Un nœud-papillon, tombant négligemment du cou d’un rond-de-cuir, avait l’air négligé d’un vêtement trop usé. Hélas, il était tout le temps mis à contribution, même les grands jours de soupe et de spaghettis, se faisant ainsi gribouiller la toile de jute.
Un jour, las de cette vie sans chatouilles, il décida d’entamer sa reconversion.
Parades et charades devinrent ses humbles compagnes de route, enfants de bohème comme lui, depuis qu’il s’était transformé en un disque bleu, sortant de la poche du fabuleux et gigantesque clown.
La tubulure du tourniquet rouge, sur lequel Pomi le clown devait exécuter des cabrioles, essayait bien de s’accrocher parfois à ce morceau de tissu. Mais ce dernier, bleu mais pas naïf, ne savait que trop bien doser ses sentiments, et ne s’amourachait pas facilement.
Un jour de grand vent, où les toiles du chapiteau virevoltaient, effectuant un improbable ballet, l’ancien nœud-papillon se rapprocha trop de ces grands et petits tubes rouges, doucereux comme des tentacules de méduse.
Ainsi fut-il fait prisonnier, entraînant dans sa captivité son contenant, Pomi. Notre clown était bien désolé de ne pouvoir continuer la route avec sa caravane, mais avec deux jambes ligotées dans du plâtre blanc, il n’y avait pas d’autre solution.
Il était devenu spectateur, autant dire inexistant. Jetant alors l’anathème sur sa fébrilité et sa maladresse, il s’en fut, béquillant, remuant et exhibant ses plâtres remplis de dessins et signatures habilement esquissés à l’encre vermillon, au bar le plus proche.

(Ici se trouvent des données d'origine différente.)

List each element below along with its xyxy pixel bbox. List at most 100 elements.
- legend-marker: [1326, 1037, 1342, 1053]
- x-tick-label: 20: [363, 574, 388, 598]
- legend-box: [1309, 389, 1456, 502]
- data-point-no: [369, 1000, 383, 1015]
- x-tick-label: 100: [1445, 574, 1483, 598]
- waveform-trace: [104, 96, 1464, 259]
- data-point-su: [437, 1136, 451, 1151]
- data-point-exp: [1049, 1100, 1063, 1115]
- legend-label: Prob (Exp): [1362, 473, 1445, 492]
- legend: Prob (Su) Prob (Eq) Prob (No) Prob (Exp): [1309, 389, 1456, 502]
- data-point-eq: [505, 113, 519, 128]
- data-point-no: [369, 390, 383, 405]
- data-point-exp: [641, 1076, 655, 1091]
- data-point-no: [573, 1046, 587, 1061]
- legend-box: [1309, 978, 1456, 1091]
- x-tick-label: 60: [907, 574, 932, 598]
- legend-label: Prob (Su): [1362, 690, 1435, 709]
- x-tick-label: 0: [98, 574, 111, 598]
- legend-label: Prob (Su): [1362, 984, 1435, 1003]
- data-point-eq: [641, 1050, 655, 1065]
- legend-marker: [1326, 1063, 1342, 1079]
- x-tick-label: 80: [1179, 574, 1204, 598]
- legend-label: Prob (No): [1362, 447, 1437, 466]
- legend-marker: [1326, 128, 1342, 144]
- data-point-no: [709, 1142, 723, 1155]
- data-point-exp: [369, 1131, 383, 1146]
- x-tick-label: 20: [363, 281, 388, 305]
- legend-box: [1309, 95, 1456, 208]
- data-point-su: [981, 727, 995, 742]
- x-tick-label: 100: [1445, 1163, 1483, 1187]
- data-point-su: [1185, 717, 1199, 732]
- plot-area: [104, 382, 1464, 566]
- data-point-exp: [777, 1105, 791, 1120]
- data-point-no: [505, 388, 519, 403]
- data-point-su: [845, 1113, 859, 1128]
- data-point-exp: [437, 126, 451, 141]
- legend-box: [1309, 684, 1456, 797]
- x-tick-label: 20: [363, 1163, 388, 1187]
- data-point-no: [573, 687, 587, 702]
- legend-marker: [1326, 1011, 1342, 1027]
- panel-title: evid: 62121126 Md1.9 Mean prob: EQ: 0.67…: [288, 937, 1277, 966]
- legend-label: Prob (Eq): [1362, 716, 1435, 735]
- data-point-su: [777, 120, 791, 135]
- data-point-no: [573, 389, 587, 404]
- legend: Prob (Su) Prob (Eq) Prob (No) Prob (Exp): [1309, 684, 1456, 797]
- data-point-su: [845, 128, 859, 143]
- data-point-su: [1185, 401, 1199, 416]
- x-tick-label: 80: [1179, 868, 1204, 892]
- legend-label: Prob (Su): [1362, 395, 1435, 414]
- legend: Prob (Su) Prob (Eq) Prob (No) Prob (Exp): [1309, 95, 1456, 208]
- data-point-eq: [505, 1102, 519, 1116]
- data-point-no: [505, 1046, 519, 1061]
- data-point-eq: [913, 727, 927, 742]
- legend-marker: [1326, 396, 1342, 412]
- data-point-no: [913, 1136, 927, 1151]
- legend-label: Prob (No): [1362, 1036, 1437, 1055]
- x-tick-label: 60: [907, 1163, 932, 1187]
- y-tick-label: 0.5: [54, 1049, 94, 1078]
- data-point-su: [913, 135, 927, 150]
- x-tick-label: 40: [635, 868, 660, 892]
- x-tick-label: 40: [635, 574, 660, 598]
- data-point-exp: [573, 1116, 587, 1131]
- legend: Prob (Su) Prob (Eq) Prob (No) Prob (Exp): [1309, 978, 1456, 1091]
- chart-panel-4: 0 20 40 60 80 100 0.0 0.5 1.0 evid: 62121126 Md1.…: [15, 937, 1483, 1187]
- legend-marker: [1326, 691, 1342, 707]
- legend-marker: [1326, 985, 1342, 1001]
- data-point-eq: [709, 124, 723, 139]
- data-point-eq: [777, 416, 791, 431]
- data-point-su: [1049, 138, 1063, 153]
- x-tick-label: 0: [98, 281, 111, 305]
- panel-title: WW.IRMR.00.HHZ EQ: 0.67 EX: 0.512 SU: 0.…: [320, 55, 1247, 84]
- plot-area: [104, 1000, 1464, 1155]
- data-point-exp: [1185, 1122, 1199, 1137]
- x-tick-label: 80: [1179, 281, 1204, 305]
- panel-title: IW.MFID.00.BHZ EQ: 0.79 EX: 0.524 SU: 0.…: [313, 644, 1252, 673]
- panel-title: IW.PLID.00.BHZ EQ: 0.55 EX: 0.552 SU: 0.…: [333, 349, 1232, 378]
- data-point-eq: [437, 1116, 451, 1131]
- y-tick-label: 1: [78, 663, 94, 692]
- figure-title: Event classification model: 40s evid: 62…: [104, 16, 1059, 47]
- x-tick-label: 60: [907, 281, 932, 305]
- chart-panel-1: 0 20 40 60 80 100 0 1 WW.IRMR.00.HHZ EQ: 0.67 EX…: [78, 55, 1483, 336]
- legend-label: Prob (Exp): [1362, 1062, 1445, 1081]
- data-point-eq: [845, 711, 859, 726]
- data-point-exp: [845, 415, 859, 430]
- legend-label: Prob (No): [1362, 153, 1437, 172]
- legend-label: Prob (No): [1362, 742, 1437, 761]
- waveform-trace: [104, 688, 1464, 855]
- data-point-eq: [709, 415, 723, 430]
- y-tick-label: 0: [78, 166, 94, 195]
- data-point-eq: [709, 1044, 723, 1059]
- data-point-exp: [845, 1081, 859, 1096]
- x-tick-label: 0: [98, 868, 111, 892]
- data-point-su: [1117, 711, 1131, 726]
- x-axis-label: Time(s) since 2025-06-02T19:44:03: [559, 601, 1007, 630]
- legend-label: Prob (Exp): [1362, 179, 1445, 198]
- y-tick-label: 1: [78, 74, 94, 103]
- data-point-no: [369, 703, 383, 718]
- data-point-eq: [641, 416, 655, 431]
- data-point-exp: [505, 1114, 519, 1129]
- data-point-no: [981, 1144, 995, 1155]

Pomi rencontra, sur cette planète au sol désinfecté au vinaigre, aérée par un zéphyr plus que consistant et épais comme une fumée de cigare, un pomiculteur.
Le cultivateur se moquait gentiment du rond bleu, sortant toujours de la poche de Pomi et tacheté d’écailles rouges. Il disait qu’il en aurait bien besoin, cependant, pour rapiécer son bleu de travail, qui commençait à avoir de l’âge.
Pomi, moqué, mais miséricordieux, offrit de bon cœur cette pacotille de couleur azur à cet inavoué grippe-sou.